Co-cultures between SCs and SCMNs were kept for 2–3 days in SCMNs medium before treatment, then exposed for different times to α-LTx (0.1 nM) in E4 medium (120 mM NaCl, 3 mM KCl, 2 mM MgSO4, 2 mM CaCl2, 10 mM glucose, and 10 mM HEPES-Na, pH 7.4) at 37 °C, and processed for immunofluorescence.
Immunofluorescence
Samples were exposed to H2O2 with or without the Transcriptional enhancer factor domain (TEAD) inhibitor VT107 (HY-134957 MedChemexpress, 10 μM final concentration). VT107 is a potent inhibitor of TEAD4 palmitoylation [44]. All TEAD homologues require auto-palmitoylation on the sulfydryl of a conserved cysteine to become functional.
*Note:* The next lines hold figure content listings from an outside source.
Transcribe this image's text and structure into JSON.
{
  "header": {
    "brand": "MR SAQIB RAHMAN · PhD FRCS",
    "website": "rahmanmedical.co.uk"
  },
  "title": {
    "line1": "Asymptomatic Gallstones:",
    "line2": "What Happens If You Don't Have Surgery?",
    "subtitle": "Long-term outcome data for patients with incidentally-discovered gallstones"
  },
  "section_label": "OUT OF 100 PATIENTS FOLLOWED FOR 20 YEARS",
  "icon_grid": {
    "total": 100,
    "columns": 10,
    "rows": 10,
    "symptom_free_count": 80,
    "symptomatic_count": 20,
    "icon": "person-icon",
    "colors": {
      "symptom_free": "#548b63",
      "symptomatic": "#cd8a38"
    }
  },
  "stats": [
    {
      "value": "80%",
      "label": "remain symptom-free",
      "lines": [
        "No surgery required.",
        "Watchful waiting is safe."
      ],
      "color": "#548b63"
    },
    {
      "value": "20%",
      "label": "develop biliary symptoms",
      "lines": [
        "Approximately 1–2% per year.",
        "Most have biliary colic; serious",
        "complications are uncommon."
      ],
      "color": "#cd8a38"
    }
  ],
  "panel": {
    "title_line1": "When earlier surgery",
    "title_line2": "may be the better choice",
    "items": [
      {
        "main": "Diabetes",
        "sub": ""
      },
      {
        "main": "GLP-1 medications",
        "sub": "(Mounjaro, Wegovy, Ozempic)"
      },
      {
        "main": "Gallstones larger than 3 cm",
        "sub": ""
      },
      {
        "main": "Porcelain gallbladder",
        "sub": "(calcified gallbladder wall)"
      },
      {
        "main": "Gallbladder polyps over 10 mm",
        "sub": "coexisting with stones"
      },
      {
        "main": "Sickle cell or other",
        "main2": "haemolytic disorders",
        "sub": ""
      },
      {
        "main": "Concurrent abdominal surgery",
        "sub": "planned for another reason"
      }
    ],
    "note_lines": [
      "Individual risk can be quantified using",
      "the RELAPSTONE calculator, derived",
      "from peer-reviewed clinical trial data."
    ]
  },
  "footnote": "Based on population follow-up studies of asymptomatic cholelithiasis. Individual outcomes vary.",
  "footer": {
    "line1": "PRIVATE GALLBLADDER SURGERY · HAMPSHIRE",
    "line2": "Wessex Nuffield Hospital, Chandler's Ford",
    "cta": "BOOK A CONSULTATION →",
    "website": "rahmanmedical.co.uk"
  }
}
Samples were then fixed for 15 min in 4% PFA in PBS, quenched (0.24% NH4Cl in PBS), permeabilized with 0.3% Triton X100 in PBS for 5 min at RT, and saturated with 3% goat serum in PBS for 1 h. After incubation with primary antibodies diluted in 3% goat serum in PBS overnight at 4˚C, samples were washed and then incubated with the corresponding AlexaFluor-conjugated secondary antibodies for 1 h at RT. Coverslips were mounted in Mowiol and examined by confocal (Leica SP5) microscopy. Fluorescence intensity was quantified using Fiji Software. Images were acquired using non-saturating settings, and the same imaging parameters were used for all samples.
ELISA
Ctgf was quantified in the supernatant of primary SCs cultured in 24-well plates and exposed for different time periods to 50 µM H2O2. Briefly, the supernatant was collected and centrifuged at 12,000 × g at 4 °C to eliminate cell debris. Aliquots were immediately assayed according to manufacturer’s instructions (Peprotech 900-M317). Ctgf standards were used in the range of 4 to 4000 pg/ml.
In vitro scratch wounding assay
SCs were seeded onto 35 mm Glass Bottom Dishes (Mattek) on a coating of laminin (3 μg/ml) w/wo 100 ng/ml of recombinant human Ctgf (rCtgf, 120–19 Peprotech). Once fully confluent, the monolayers were scratched using a sterile 200 μl pipette tip following the protocol described in [45]. Monolayers were then gently washed twice with DMEM to remove cell debris, and incubated at 37 °C (5% CO2 air atmosphere). Images were acquired 0, 8 and 24 h later. The wound scratch area was measured using ImageJ.
Statistical analysis
Sample size was determined based on data collected in our previously published studies. We used at least N = 4 mice/group for electrophysiological analysis. For imaging and cell cultures studies, at least three independent replicates were performed. Mice were randomly allocated to the different treatment groups by the investigator. We ensured blinded conduct of experiments. For imaging analysis, the quantitation was conducted by an observer who was blind to the experimental groups. No samples or animals were excluded from the analysis. Data displayed in histograms are expressed as means ± SD. GraphPad Prism software was used for all statistical analyses except for RNAseq data, where the glmQLFTest function, which applies a quasi-likelihood F-test, was employed. Statistical significance was evaluated using unpaired Student’s t-test, or paired Student’s t-test for live-imaging experiments. Data were considered statistically different when *p < 0.05, **p < 0.01, ***p < 0.001.